Shanmugam helped secured partial summary judgment for Meta in a precedent-setting case in copyright law in the development of generative AI tools in the Northern District of California last June. Among his highest-profile Supreme Court arguments, he was lead counsel in Seila Law v. CFPB, the landmark constitutional challenge that invalidated the structure of the Consumer Financial Protection Bureau.
He said he long admired Davis Polk and its quality across all practices. That, along with the collegiality of lawyers at the firm, were what he was looking for in the next stage of his career, he said.
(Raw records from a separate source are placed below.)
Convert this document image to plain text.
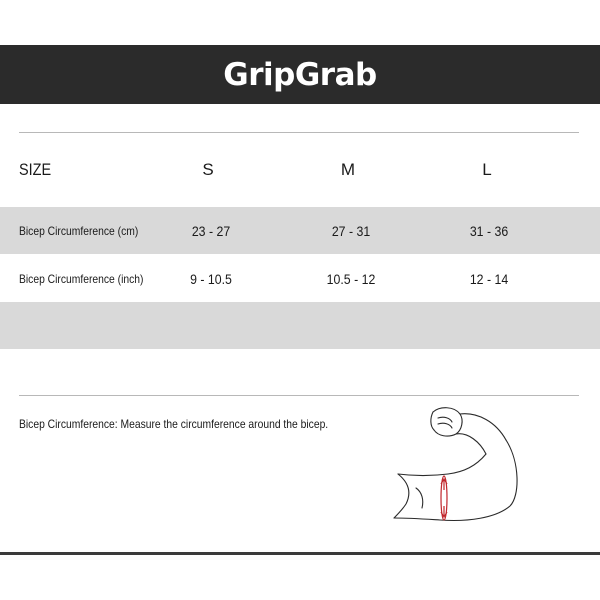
GripGrab
SIZE	S	M	L
Bicep Circumference (cm)	23 - 27	27 - 31	31 - 36
Bicep Circumference (inch)	9 - 10.5	10.5 - 12	12 - 14
Bicep Circumference: Measure the circumference around the bicep.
“There may be no firm that has a better reputation among clients and lawyers,” Shanmugam said of his new employer. “I hope at Davis Polk that we can build one of the finest appellate practices in the country.”
Appeals ‘Moment’
The Supreme Court appellate is a highly credentialed, close-knit bar that historically sat at just a handful of firms and people didn’t tend to move, Donahue said. “It is having a moment right now,” she said, as evidenced by the reshuffling of top appellate litigators over the last year.
Hogan Lovells’ Neal Katyal jumped to Milbank in February 2025. Former Solicitor General Elizabeth Prelogar returned to Cooley to lead its SCOTUS practice. Jeffrey Wall, the former acting US solicitor general, and a team of fellow lawyers from Sullivan & Cromwell joined Gibson Dunn last week.
Shanmugam going to Davis Polk is a boost for both the lawyer and the firm, she said.
“When you marry up that high of a level of a Supreme Court advocate with that high of a level of a firm—both from a profitability, a name brand and a platform perspective—you really have it all come together,” Donahue said.